Historisch-landschaftsökologische Arbeiten kommen bisher nur selten
über eine verbale, nicht quantifizierbare Beschreibung vergangener
Landschaften hinaus. Diese in der Arbeitsgruppe von Michael Succow an
der Universität Greifswald entstandene Dissertation unternimmt nun den
Versuch, eine historische Landschaft im Maßstab 1: 10.000 exakt zu
rekonstruieren und quantitativ mit ihrem heutigen Zustand zu
vergleichen. Als für größere Teile des norddeutschen Tieflandes
repräsentatives Beispiel dient ein 30 km2 großes Gebiet aus Mooren und
Grundmoräneninseln im Bereich der Trebelniederung westlich von
Greifswald. Der aktuelle Landschaftszustand (Vegetationstypen bzw.

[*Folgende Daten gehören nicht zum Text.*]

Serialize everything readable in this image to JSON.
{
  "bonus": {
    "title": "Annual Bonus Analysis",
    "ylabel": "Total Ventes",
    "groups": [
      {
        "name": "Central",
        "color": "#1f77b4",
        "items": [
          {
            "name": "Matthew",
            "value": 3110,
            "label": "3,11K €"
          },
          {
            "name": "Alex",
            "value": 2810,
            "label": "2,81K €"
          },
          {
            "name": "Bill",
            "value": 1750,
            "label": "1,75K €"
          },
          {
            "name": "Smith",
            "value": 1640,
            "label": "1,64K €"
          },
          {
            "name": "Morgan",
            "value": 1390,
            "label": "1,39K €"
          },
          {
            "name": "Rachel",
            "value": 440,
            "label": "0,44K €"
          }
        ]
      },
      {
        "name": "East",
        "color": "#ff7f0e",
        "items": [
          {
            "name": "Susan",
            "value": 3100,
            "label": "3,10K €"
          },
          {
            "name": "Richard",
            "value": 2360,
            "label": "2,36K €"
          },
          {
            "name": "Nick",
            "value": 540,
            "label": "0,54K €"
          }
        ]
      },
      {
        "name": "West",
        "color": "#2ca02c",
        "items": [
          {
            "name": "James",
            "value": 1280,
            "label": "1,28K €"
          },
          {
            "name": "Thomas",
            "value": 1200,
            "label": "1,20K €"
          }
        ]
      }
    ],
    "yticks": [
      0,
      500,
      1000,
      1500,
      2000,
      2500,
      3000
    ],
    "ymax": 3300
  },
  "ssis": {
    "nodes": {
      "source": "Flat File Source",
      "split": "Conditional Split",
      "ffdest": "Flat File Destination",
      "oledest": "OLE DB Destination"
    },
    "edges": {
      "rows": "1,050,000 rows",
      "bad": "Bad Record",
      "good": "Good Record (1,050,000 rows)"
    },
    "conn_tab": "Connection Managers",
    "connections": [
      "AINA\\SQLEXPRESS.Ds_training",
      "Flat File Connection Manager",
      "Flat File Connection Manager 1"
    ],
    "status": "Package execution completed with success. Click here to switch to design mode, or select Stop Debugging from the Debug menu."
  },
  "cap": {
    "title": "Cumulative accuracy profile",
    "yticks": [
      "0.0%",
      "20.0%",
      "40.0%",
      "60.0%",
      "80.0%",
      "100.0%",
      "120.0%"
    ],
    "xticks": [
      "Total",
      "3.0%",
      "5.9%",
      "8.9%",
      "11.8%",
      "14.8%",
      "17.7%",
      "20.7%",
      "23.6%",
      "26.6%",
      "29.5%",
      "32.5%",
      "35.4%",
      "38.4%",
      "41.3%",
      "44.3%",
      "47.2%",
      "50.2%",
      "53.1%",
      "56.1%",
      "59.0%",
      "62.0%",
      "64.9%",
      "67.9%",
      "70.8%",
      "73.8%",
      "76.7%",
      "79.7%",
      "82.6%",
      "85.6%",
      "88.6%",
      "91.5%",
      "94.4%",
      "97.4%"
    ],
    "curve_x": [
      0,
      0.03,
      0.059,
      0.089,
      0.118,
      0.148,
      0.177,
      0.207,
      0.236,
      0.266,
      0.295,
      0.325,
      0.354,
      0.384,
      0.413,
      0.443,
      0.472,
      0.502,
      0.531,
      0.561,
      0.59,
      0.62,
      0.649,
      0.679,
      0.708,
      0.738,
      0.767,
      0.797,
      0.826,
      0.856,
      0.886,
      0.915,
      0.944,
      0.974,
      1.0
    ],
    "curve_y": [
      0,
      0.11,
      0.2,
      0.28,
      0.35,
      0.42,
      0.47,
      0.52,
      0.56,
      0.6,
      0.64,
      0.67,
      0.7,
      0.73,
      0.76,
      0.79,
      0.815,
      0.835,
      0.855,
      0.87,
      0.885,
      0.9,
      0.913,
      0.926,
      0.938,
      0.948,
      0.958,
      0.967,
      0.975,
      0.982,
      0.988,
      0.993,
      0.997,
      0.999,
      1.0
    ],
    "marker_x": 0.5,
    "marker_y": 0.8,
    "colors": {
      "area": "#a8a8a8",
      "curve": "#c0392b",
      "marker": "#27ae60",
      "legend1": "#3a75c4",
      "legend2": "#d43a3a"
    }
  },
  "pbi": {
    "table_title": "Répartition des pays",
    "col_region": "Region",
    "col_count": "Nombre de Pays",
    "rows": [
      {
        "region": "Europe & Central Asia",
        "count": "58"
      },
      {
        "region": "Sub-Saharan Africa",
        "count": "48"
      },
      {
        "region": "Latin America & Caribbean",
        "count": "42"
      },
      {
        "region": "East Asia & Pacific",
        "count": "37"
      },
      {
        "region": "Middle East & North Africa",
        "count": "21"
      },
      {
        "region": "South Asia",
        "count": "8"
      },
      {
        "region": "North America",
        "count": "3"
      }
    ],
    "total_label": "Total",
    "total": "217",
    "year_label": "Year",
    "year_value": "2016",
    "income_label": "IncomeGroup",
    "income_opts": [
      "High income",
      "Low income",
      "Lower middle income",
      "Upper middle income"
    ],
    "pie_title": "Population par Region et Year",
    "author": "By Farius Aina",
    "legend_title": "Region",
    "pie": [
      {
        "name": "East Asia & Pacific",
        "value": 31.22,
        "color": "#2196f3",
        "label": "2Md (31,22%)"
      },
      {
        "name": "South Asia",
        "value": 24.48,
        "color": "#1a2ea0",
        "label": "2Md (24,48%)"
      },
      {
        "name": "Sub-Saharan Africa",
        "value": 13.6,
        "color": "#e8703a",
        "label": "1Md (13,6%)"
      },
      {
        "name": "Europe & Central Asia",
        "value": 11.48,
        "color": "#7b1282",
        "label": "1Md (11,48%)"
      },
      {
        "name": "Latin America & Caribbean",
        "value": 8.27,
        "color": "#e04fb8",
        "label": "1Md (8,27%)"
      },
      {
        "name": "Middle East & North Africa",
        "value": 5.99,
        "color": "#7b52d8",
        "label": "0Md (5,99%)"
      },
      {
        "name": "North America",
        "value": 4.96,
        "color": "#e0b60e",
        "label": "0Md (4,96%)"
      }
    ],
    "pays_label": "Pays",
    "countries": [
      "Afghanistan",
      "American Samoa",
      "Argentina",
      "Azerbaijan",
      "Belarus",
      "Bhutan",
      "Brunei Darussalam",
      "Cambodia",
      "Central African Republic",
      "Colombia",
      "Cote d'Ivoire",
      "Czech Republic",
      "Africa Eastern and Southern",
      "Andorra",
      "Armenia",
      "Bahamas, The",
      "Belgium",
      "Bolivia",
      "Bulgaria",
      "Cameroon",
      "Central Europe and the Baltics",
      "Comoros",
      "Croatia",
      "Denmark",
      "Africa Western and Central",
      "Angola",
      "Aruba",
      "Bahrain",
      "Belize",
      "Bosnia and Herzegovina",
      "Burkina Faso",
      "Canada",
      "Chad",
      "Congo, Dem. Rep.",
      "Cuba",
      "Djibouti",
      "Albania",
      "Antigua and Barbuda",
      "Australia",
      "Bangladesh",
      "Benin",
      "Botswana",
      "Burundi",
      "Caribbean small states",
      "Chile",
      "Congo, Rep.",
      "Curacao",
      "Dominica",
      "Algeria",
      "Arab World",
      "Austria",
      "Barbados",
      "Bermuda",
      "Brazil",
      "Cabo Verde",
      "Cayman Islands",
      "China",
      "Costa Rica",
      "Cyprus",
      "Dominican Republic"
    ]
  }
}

Standortseigenschaften) wurde 1999 exakt kartiert, der historische
wird für das Jahr 1697 auf der Grundlage der Schwedischen
Matrikelkarten und zugehörigen Anrechnungsbüchern rekonstruiert. Diese
sind in Mitteleuropa wohl die ältesten Landkarten, die einen größeren
geographi schen Rahmen mit hinreichender Genauigkeit für derartige
Analysen abdecken.
Als Instrumentarium zur Darstellung des aktuellen wie auch zur
Interpretation des historischen Landschaftszustandes wird das an der
Universität Greifswald entwickelte Vegetationsformenkonzept verwendet:
Aufgrund von Vegetationsaufnahmen erkannte soziologisch-ökologische
Artengruppen und parallele Messungen oder Erfahrungen zu ökologisch
relevanten Faktoren werden in Beziehung gesetzt und erlauben dann
flächige Kartierungen in Form von Vegetations- und Standortkarten.
Auch Störungsgrad und Natürlichkeitsgrad lassen sich abschätzen und
systematisieren. Dieses sehr differenzierte Konzept wird ausführlich
vorgestellt und diskutiert. Insgesamt nimmt die in der Arbeit
entwickelte Methodik, d. h. die nachvollziehbare Ableitung der
resultierenden Kartiereinheiten aus der aktuellen Biotoperfassung und
der Schwedischen Matrikelkarte, den Hauptteil des Textes ein.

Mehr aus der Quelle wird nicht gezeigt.